Nesse levantamento, os participantes descreveram um ambiente de trabalho considerado tóxico, caracterizado por problemas como falta de empatia, pouca transparência, comunicação violenta, desrespeito às folgas e sobrecarga de trabalho.

“Embora a pesquisa tenha suas limitações, ela aponta tendências claras e sublinha a urgência de aprofundar o debate”, declarou Carlos Magno, acrescentando que a situação se agravou notavelmente após a pandemia de coronavírus.

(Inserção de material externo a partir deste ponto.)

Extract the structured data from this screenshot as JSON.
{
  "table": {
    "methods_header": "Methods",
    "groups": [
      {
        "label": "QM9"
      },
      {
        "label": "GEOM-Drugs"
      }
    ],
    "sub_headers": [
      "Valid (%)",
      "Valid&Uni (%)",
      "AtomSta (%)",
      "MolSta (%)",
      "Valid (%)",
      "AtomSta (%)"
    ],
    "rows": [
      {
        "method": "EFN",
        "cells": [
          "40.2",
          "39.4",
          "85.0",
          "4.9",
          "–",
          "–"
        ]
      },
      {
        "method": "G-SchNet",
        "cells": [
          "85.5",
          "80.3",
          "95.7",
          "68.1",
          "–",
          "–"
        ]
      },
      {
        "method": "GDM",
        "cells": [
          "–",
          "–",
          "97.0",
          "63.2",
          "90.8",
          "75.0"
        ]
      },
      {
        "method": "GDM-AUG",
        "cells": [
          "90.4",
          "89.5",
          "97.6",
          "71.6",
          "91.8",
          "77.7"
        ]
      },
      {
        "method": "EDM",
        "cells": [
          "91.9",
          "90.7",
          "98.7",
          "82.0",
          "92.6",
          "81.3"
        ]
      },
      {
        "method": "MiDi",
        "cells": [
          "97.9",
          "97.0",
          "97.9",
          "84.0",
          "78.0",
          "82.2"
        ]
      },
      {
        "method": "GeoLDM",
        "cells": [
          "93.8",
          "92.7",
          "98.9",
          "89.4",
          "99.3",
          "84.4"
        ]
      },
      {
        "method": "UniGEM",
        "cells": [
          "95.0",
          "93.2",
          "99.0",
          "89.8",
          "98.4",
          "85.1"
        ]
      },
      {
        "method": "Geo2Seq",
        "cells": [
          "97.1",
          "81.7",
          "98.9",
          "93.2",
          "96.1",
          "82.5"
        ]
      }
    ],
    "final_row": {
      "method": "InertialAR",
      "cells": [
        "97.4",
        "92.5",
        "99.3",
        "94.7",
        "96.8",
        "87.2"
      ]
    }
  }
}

Segundo o conselheiro, ações individuais para mitigar o problema incluem a prática de atividades físicas, uma dieta balanceada e um sono reparador. No âmbito coletivo, destacam-se o combate a cargas horárias excessivas e o fomento ao trabalho colaborativo.

Novas investigações em pauta

Carlos Magno propôs que o conselho solicite ao DataSenado a realização de uma pesquisa de abrangência nacional sobre o assunto.

A conselheira Samira Castro anunciou que a Federação Nacional dos Jornalistas (Fenaj), em colaboração com o Ministério do Trabalho, está prestes a lançar um levantamento focado na saúde mental da categoria. Segundo Castro, quase 50% dos jornalistas ouvidos já indicaram sofrer de depressão e insônia.

“Este estudo servirá para guiar as políticas sindicais e intensificar a conscientização social sobre o tema, visando aprimorar as condições de trabalho”, pontuou.

A condução da reunião ficou a cargo da vice-presidente do conselho, Angela Cignachi.